An international coalition of more than 2000 NGOS have joined the nascent Yemeni Coalition for the ICC to promote Yemen’s support of this new global Court.

The International Federation for Human Rights (FIDH) together with the NGO Coalition for the ICC (New York) and the Sister’s Arab Forum for Human Rights, a Yemeni NGO, is organizing a two-days meeting in Sana’a on 7 and 8 January 2004 to discuss Yemen’s ratification of the ICC treaty.

The two-day roundtable will gather representatives from Yemeni civil society as well as members of parliament and media, with the objective of strengthening the Yemeni Coalition for the ICC and advance campaign for Yemen’s ratification of the ICC Statute. In an open-forum setting, Yemeni participants will discuss background information and receive training with regards to the jurisdiction of the ICC, strengthen local knowledge about the Court and share the documents and campaign tools. The roundtable will also provide an opportunity for Yemeni civil society voices in the Yemen’s ICC ratification and implementation process.

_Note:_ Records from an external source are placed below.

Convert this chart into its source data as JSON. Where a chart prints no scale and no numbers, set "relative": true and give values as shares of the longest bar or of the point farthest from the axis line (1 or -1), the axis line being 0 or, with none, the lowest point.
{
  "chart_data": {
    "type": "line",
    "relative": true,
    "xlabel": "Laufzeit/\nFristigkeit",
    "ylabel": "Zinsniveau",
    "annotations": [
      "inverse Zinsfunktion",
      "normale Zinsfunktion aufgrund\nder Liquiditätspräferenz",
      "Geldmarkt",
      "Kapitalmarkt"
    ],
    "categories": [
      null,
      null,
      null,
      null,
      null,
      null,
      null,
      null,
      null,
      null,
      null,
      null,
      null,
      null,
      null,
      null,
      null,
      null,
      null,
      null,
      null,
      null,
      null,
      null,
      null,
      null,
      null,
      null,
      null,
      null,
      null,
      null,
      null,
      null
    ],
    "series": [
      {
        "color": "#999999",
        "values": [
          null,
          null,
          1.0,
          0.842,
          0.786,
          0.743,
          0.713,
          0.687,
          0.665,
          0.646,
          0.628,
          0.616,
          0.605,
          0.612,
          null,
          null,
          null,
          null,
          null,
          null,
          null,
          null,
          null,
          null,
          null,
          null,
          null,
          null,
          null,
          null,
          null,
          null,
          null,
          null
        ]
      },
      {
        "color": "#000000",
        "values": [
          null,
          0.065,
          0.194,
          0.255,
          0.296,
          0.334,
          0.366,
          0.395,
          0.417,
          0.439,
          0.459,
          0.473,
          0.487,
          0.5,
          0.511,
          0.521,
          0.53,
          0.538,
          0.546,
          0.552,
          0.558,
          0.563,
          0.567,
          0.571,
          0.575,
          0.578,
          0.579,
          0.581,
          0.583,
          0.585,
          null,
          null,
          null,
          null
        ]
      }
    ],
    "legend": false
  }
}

The ICC, an independent treaty based body, is the first permanent court capable of trying individuals accused of genocide, crimes against humanity and war crimes. It is the first international Court with the power to hold individuals accountable regardless of rank or power. It is also the first such court with the ability to initiate investigations from non-state actors without a referral by the United Nations or an ICC member State. Located in The Hague, The Netherlands, the ICC began its jurisdiction on July 1, 2002, and has recently elected its eighteen judges, prosecutor and deputy prosecutor.

In the Middle East, the ICC enjoys strong support from Jordan, the only Arab country being a member State and whose Ambassador to the United Nations currently serves as the President of the ICC’s 92 member Assembly of States Parties. The Middle East is also represented by Her Majesty Queen Rania al-Abdallah of Jordan, recently elected to the ICC’s seven-member board of directors for the Victims’ Trust Fund. Twelve countries in the region, including Yemen, have signed but not ratified the treaty.

By ratifying the Rome statute, Yemen would find itself among countries with encouraging human rights records, which support accountability at the global level, and the rule of law. Yemen’s recent commitments to strengthening human rights have been an important step: from the creation of a ministry for human rights currently led by a woman, to supporting a culture of participatory democracy among civil society. Undoubtedly, the Yemeni Coalition has a crucial role to play in raising awareness and understanding of the ICC in Yemen, and in partnership with the government, in drafting ratification and implementation legislation.